Santana se encogió de hombros.
—Ya estaba saliendo con él cuando la conocí, así que no estoy segura de cómo se conocieron. Pero se la ve contenta.
—Bueno, y ¿cuáles eran tus planes? —En realidad, aquello me hacía sentir más curiosidad, y alcé una ceja en dirección a Santana después de descargar la compra en la cinta de caja. Ella estaba silenciosa.
—A veces los planes no salen bien —respondió bruscamente.
Algo andaba mal; podía sentirlo y reconocí el hilo de tristeza en su voz, mezclado con su actitud defensiva.
—Me lo contarás cuando lleguemos a casa.
Se lo sonsacaría de alguna manera. Borraría todas las sombras de su pasado porque me irritaban. Santana era el tipo de mujer que estaba hecha para ser feliz por naturaleza, pero de algún modo le habían robado la oportunidad.
«La jodió una madre egoísta a la que no le importaba una mierda».
Cuanto más pensaba en ello, más me cabreaba. Mi padre tenía expectativas para todos sus hijos. Era un hombre de negocios espabilado, y era formidable, pero no era del tipo que no aceptaría a una hija nueva si la madre de Santana hubiera decidido traerla a la familia.
Santana estaba callada cuando salimos de la tienda, y eso me molestó aún más. Tenía que saber por qué su madre la había dejado olvidada cuando se marchó a Texas para casarse con mi padre. Joder, obviamente ni siquiera se había quedado para la graduación del instituto de Santana. ¿Qué clase de progenitor era esa?
Ver su apartamento y cómo había vivido Santana me dio dolor de estómago. De acuerdo, no sabía casi nada de Karen López, pero iba a poner empeño en averiguarlo.

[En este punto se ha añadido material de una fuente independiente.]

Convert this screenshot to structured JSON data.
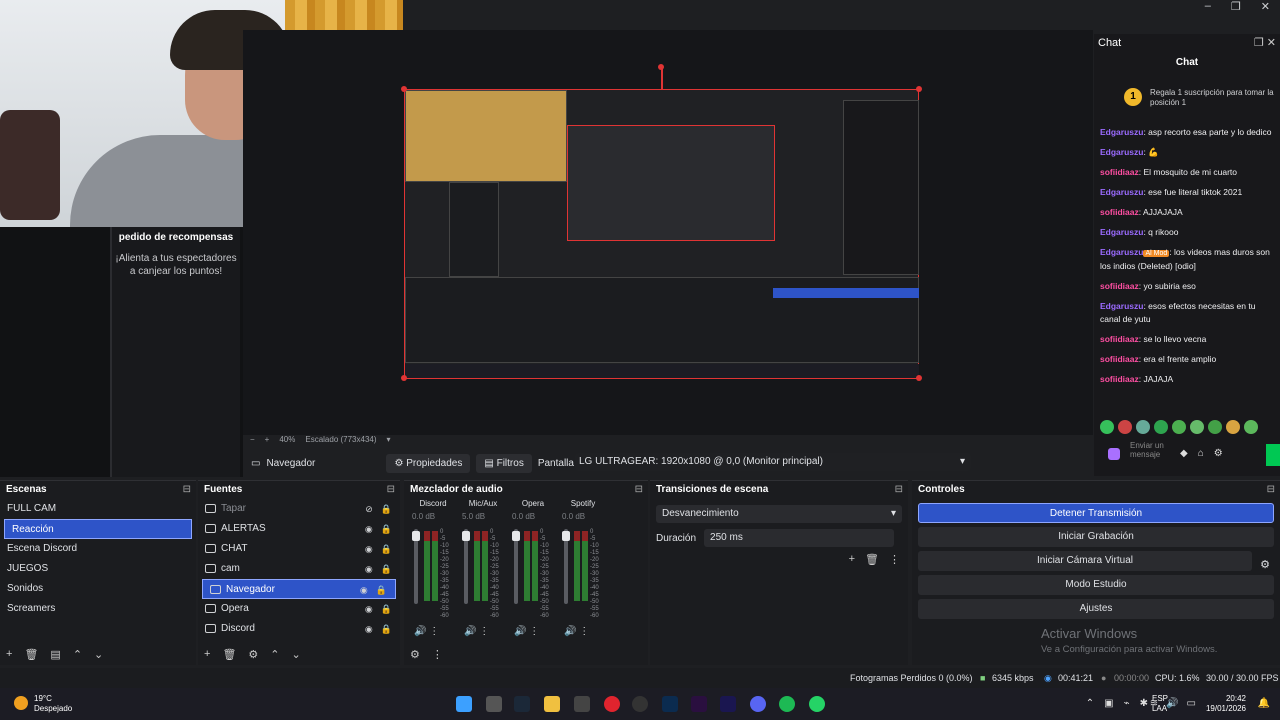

El control era algo que valoraba, y lentamente lo estaba perdiendo por completo en lo que respectaba a Santana. Necesitaba averiguar qué iba mal para poder arreglarlo. Codiciaba su completa atención para cuando me la follara.
No quería gratitud. No quería que se sintiera como si me debiera algo. Todo lo que quería era su placer, y esos momentos de clímax me pertenecerían a mí y solo a mí.
Si aquello me convertía en una cabrona egoísta, no me importaba, pero la haría mía. No dudaba que ganaría. Siempre lo hago.